At around midnight Wednesday, the Ketchikan Public Utilities new undersea fiber-optic cable landed at Mountain Point via barge.

The cable’s installation had begun 100 miles away at Dundas Island, northwest of Prince Rupert, then was laid along the sea floor on its way to Ketchikan. The operation was delayed a few days when it had to hunker in rough weather at Dixon Entrance, but all else ran smoothly, according to KPU Telecommunications Division Manager Ed Cushing.

City of Ketchikan voters in October approved the sale of up to $11.5 million in KPU revenue bonds for the project, and the Ketchikan City Council authorized the bond sale in April.

The contract for the project was awarded to Westpark Electric Ltd, which, according to information at westparkelectric.com, is located in Hope, British Columbia.

In a telephone interview Thursday, Cushing described the span and purpose of the operation.

The cable itself is 3.5 inches in diameter, Cushing explained, and it’s armoured with several layers of protective coating. Its inner core is packed with 48 hollow glass fibers that are thinner than a human hair and encased in protective material.

“The purpose of the fiber is to allow a laser on both ends to send data back and forth through the hollow fiber — through the hollow glass tube — and the laser is sending data at the speed of light,” Cushing said. “Incredible amounts of data.”

On Thursday morning, the contractor’s crew was splicing the end of the cable onto the onshore cable, housed in a concrete vault. They then planned to test the cable (fo) for continuity at the end of the onshore cable, and if everything tested well, their job would be complete and they would be on their way back to Canada by the early afternoon Thursday.

The cable itself was wound inside a huge orange tub atop the barge, then lifted up and out mechanically as it was threaded down into the water.

Before the cable was even loaded on the barge, Cushing said, “the cable was tested to make sure, before they accepted delivery, that all the continuity measurements were correct — that it was a good cable.”

En route to Ketchikan, the cable also was constantly tested, he added, “to make sure there was no change in the continuity readings at any point.”

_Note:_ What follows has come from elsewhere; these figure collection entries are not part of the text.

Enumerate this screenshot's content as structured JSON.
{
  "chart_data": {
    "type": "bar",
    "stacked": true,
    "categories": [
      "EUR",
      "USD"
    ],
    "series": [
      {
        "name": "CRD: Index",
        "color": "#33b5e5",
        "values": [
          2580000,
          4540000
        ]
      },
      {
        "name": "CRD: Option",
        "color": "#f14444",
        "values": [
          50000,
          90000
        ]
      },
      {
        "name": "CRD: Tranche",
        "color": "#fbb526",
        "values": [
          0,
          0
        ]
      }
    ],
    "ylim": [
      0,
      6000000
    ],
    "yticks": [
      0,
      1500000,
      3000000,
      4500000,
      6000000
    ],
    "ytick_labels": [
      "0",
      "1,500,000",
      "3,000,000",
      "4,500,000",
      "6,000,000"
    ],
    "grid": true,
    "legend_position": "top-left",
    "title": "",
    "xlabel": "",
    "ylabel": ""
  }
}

The onshore testing, once the barge arrived in Ketchikan, Cushing described as “almost anticlimactic,” because the cable had been tested so many times.

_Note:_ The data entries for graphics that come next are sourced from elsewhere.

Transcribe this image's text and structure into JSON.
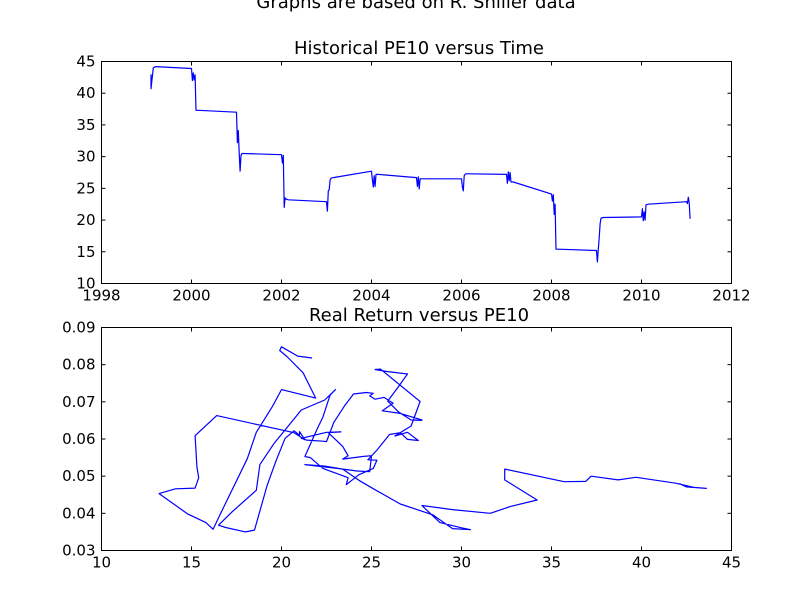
{
  "figure": {
    "suptitle": "Graphs are based on R. Shiller data",
    "line_color": "#0000ff"
  },
  "chart_data": [
    {
      "type": "line",
      "title": "Historical PE10 versus Time",
      "xlabel": "",
      "ylabel": "",
      "xlim": [
        1998,
        2012
      ],
      "ylim": [
        10,
        45
      ],
      "xticks": [
        1998,
        2000,
        2002,
        2004,
        2006,
        2008,
        2010,
        2012
      ],
      "yticks": [
        10,
        15,
        20,
        25,
        30,
        35,
        40,
        45
      ],
      "grid": false,
      "series": [
        {
          "x": [
            1999.1,
            1999.1,
            1999.15,
            1999.2,
            2000.0,
            2000.02,
            2000.04,
            2000.06,
            2000.08,
            2000.1,
            2000.12,
            2000.15,
            2001.0,
            2001.02,
            2001.04,
            2001.06,
            2001.08,
            2001.1,
            2001.12,
            2001.15,
            2002.0,
            2002.02,
            2002.04,
            2002.06,
            2002.08,
            2002.1,
            2002.15,
            2003.0,
            2003.02,
            2003.04,
            2003.06,
            2003.08,
            2003.1,
            2003.15,
            2004.0,
            2004.02,
            2004.04,
            2004.06,
            2004.08,
            2004.1,
            2004.15,
            2005.0,
            2005.02,
            2005.04,
            2005.06,
            2005.08,
            2005.1,
            2005.15,
            2006.0,
            2006.02,
            2006.04,
            2006.06,
            2006.08,
            2006.1,
            2006.15,
            2007.0,
            2007.02,
            2007.04,
            2007.06,
            2007.08,
            2007.1,
            2007.15,
            2008.0,
            2008.02,
            2008.04,
            2008.06,
            2008.08,
            2008.1,
            2008.15,
            2009.0,
            2009.02,
            2009.04,
            2009.06,
            2009.08,
            2009.1,
            2009.15,
            2010.0,
            2010.02,
            2010.04,
            2010.06,
            2010.08,
            2010.1,
            2010.15,
            2011.0,
            2011.02,
            2011.04,
            2011.06,
            2011.08
          ],
          "y": [
            43.0,
            40.7,
            44.0,
            44.2,
            43.9,
            42.0,
            43.2,
            42.1,
            42.9,
            37.3,
            37.3,
            37.3,
            37.0,
            32.2,
            34.1,
            30.6,
            27.7,
            30.2,
            30.5,
            30.5,
            30.3,
            29.0,
            30.2,
            22.0,
            23.5,
            23.3,
            23.2,
            22.9,
            21.4,
            24.6,
            24.8,
            26.3,
            26.6,
            26.7,
            27.7,
            26.3,
            25.2,
            27.0,
            25.3,
            27.2,
            27.2,
            26.7,
            25.3,
            26.8,
            24.9,
            26.5,
            26.5,
            26.5,
            26.5,
            25.2,
            24.6,
            27.0,
            27.2,
            27.3,
            27.3,
            27.2,
            25.8,
            27.6,
            26.2,
            27.5,
            26.0,
            26.0,
            24.1,
            23.0,
            24.0,
            20.9,
            22.5,
            15.4,
            15.4,
            15.2,
            13.4,
            15.4,
            17.2,
            19.4,
            20.3,
            20.4,
            20.5,
            21.8,
            19.9,
            21.3,
            20.0,
            22.4,
            22.5,
            22.9,
            22.6,
            23.6,
            22.7,
            20.2
          ]
        }
      ]
    },
    {
      "type": "line",
      "title": "Real Return versus PE10",
      "xlabel": "",
      "ylabel": "",
      "xlim": [
        10,
        45
      ],
      "ylim": [
        0.03,
        0.09
      ],
      "xticks": [
        10,
        15,
        20,
        25,
        30,
        35,
        40,
        45
      ],
      "yticks": [
        "0.03",
        "0.04",
        "0.05",
        "0.06",
        "0.07",
        "0.08",
        "0.09"
      ],
      "grid": false,
      "series": [
        {
          "x": [
            21.7,
            20.9,
            20.0,
            19.9,
            20.3,
            21.2,
            21.9,
            20.0,
            19.5,
            19.0,
            18.6,
            18.1,
            16.6,
            16.2,
            15.8,
            14.8,
            13.2,
            14.1,
            15.2,
            15.4,
            15.3,
            15.2,
            16.4,
            20.7,
            21.3,
            21.0,
            21.0,
            21.0,
            20.7,
            20.2,
            19.7,
            19.2,
            18.5,
            18.0,
            16.9,
            16.5,
            17.3,
            18.6,
            18.8,
            19.6,
            20.7,
            21.1,
            22.4,
            23.0,
            22.7,
            22.3,
            22.0,
            21.3,
            21.6,
            22.3,
            23.7,
            23.6,
            24.3,
            25.1,
            25.3,
            24.8,
            25.3,
            26.0,
            26.6,
            27.0,
            27.6,
            27.0,
            26.3,
            27.2,
            27.7,
            25.5,
            25.2,
            25.8,
            27.0,
            26.5,
            25.9,
            26.5,
            27.2,
            27.8,
            27.8,
            26.6,
            25.6,
            26.2,
            25.7,
            25.2,
            24.9,
            25.1,
            24.7,
            24.0,
            23.5,
            22.9,
            22.5,
            22.3,
            21.4,
            21.1,
            22.5,
            23.3,
            22.6,
            23.4,
            23.7,
            23.4,
            24.5,
            25.0,
            24.9,
            24.2,
            23.1,
            21.3,
            22.4,
            23.4,
            24.3,
            25.0,
            26.6,
            28.4,
            29.5,
            30.5,
            30.0,
            28.8,
            27.8,
            29.5,
            31.6,
            32.7,
            34.2,
            32.4,
            32.4,
            35.7,
            36.9,
            37.2,
            38.7,
            39.7,
            41.9,
            42.9,
            43.6,
            42.5,
            42.1
          ],
          "y": [
            0.0818,
            0.0823,
            0.0848,
            0.0838,
            0.0822,
            0.0778,
            0.071,
            0.0733,
            0.0688,
            0.0649,
            0.0618,
            0.0547,
            0.0398,
            0.0357,
            0.0375,
            0.0398,
            0.0453,
            0.0466,
            0.0468,
            0.0496,
            0.0525,
            0.0609,
            0.0663,
            0.0617,
            0.0598,
            0.062,
            0.0617,
            0.061,
            0.0622,
            0.0602,
            0.0542,
            0.0475,
            0.0355,
            0.035,
            0.0362,
            0.0368,
            0.0406,
            0.0462,
            0.0531,
            0.0589,
            0.0654,
            0.0678,
            0.0705,
            0.0733,
            0.0718,
            0.0659,
            0.0629,
            0.0553,
            0.055,
            0.0521,
            0.0496,
            0.0477,
            0.0504,
            0.0521,
            0.0543,
            0.0544,
            0.057,
            0.0612,
            0.0617,
            0.0599,
            0.0596,
            0.0618,
            0.0608,
            0.0635,
            0.0701,
            0.0788,
            0.0787,
            0.0782,
            0.0775,
            0.0741,
            0.0702,
            0.0673,
            0.0651,
            0.065,
            0.0651,
            0.0669,
            0.0676,
            0.0696,
            0.0712,
            0.0707,
            0.0716,
            0.0723,
            0.0725,
            0.0721,
            0.0689,
            0.0644,
            0.0593,
            0.0594,
            0.0597,
            0.0602,
            0.0618,
            0.0619,
            0.0617,
            0.058,
            0.0555,
            0.0546,
            0.0553,
            0.0555,
            0.0512,
            0.0514,
            0.0521,
            0.0531,
            0.0527,
            0.0519,
            0.0489,
            0.0469,
            0.0425,
            0.0396,
            0.0359,
            0.0356,
            0.0361,
            0.0375,
            0.0421,
            0.041,
            0.04,
            0.0418,
            0.0436,
            0.049,
            0.0519,
            0.0485,
            0.0486,
            0.05,
            0.049,
            0.0497,
            0.0481,
            0.047,
            0.0467,
            0.0471,
            0.048
          ]
        }
      ]
    }
  ]
}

He also shared a unique feature of the cable laying project.

“One of the interesting things about this project is the barge was accompanied by a tug that operated a remotely operated submersible vehicle that followed the cable placement the entire 100 miles on the ocean floor to verify that the cable was laying correctly, that it wasn’t crossing any boulders or any underwater valleys,” Cushing said. “For the most part, the ocean floor is silty, so in the video, they could watch the cable bury itself.”

“We have film of that entire 100-mile undersea cable placement” all on high-quality video, he added.

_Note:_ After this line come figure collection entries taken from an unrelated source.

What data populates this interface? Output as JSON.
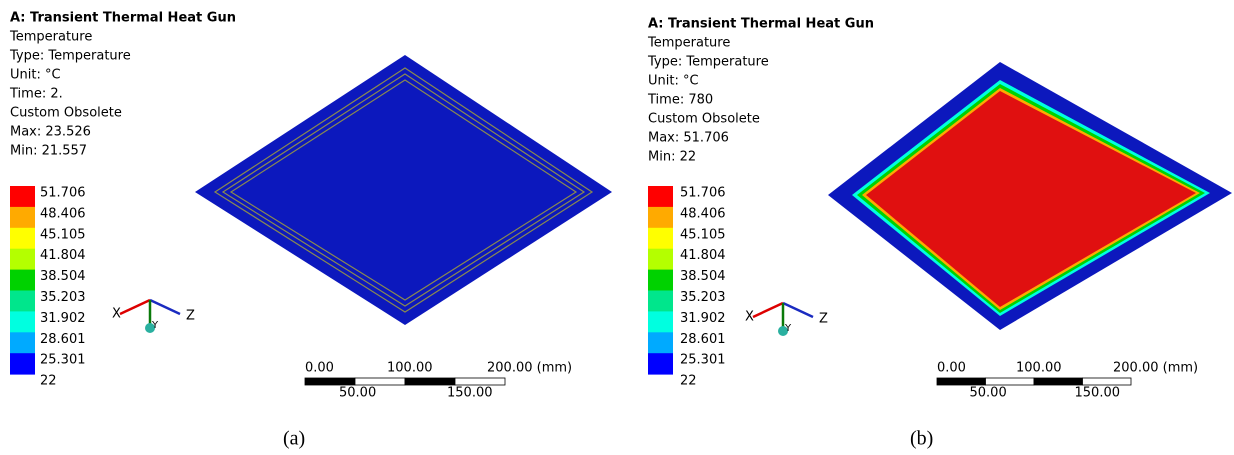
{
  "panels": [
    {
      "title": "A: Transient Thermal Heat Gun",
      "info": [
        "Temperature",
        "Type: Temperature",
        "Unit: °C",
        "Time: 2.",
        "Custom Obsolete",
        "Max: 23.526",
        "Min: 21.557"
      ],
      "legend": {
        "labels": [
          "51.706",
          "48.406",
          "45.105",
          "41.804",
          "38.504",
          "35.203",
          "31.902",
          "28.601",
          "25.301",
          "22"
        ],
        "colors": [
          "#ff0000",
          "#ffaa00",
          "#ffff00",
          "#b4ff00",
          "#00d200",
          "#00e68c",
          "#00ffe0",
          "#00aaff",
          "#0000ff"
        ]
      },
      "triad": {
        "x": "X",
        "y": "Y",
        "z": "Z"
      },
      "scale": {
        "top": [
          "0.00",
          "100.00",
          "200.00 (mm)"
        ],
        "bottom": [
          "50.00",
          "150.00"
        ]
      },
      "caption": "(a)"
    },
    {
      "title": "A: Transient Thermal Heat Gun",
      "info": [
        "Temperature",
        "Type: Temperature",
        "Unit: °C",
        "Time: 780",
        "Custom Obsolete",
        "Max: 51.706",
        "Min: 22"
      ],
      "legend": {
        "labels": [
          "51.706",
          "48.406",
          "45.105",
          "41.804",
          "38.504",
          "35.203",
          "31.902",
          "28.601",
          "25.301",
          "22"
        ],
        "colors": [
          "#ff0000",
          "#ffaa00",
          "#ffff00",
          "#b4ff00",
          "#00d200",
          "#00e68c",
          "#00ffe0",
          "#00aaff",
          "#0000ff"
        ]
      },
      "triad": {
        "x": "X",
        "y": "Y",
        "z": "Z"
      },
      "scale": {
        "top": [
          "0.00",
          "100.00",
          "200.00 (mm)"
        ],
        "bottom": [
          "50.00",
          "150.00"
        ]
      },
      "caption": "(b)"
    }
  ]
}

The next stage of the project is to finish installing the “very sophisticated and expensive” electronics in Ketchikan and Prince Rupert, then connect the cable to those, then test and validate the operation of the electronics, Cushing said.

The entire project is expected to be up for full-time service at the end of October.

“It’s a historic project,” Cushing said, adding that it’s the first time any community in Alaska has been connected to Canada’s main lines by a submarine cable.

Cushing explained the advantages of installing the new fiber optic cable.

“In the past, KPU was always limited in terms of how much off-island capacity it could obtain or that it could afford to obtain,” he said. “Basically, our business model going forward was at the point where it wasn’t sustainable because of the cost of off-island broadband connectivity. It’d become too expensive at the same time demand for broadband internet service was exploding. Everybody wants and needs more and more data.”

He added, “perhaps the coolest aspect of this project is this new cable. The capacity of the cable is essentially unlimited because it’s only limited by the amount of electronics that we hang on both ends, or install on both ends.”

“It’s very cool that here in Ketchikan we have a telecommunications company that is owned by the people of Ketchikan — it’s owned by the community,” Cushing said.

He summarized, “As a community and as a company, we’re now in a position to control our future because no matter what the broadband future brings, no matter how much data the community needs and the customers need, we’re positioned to provide it. We’re no longer limited by the price or availability of some other company’s network.”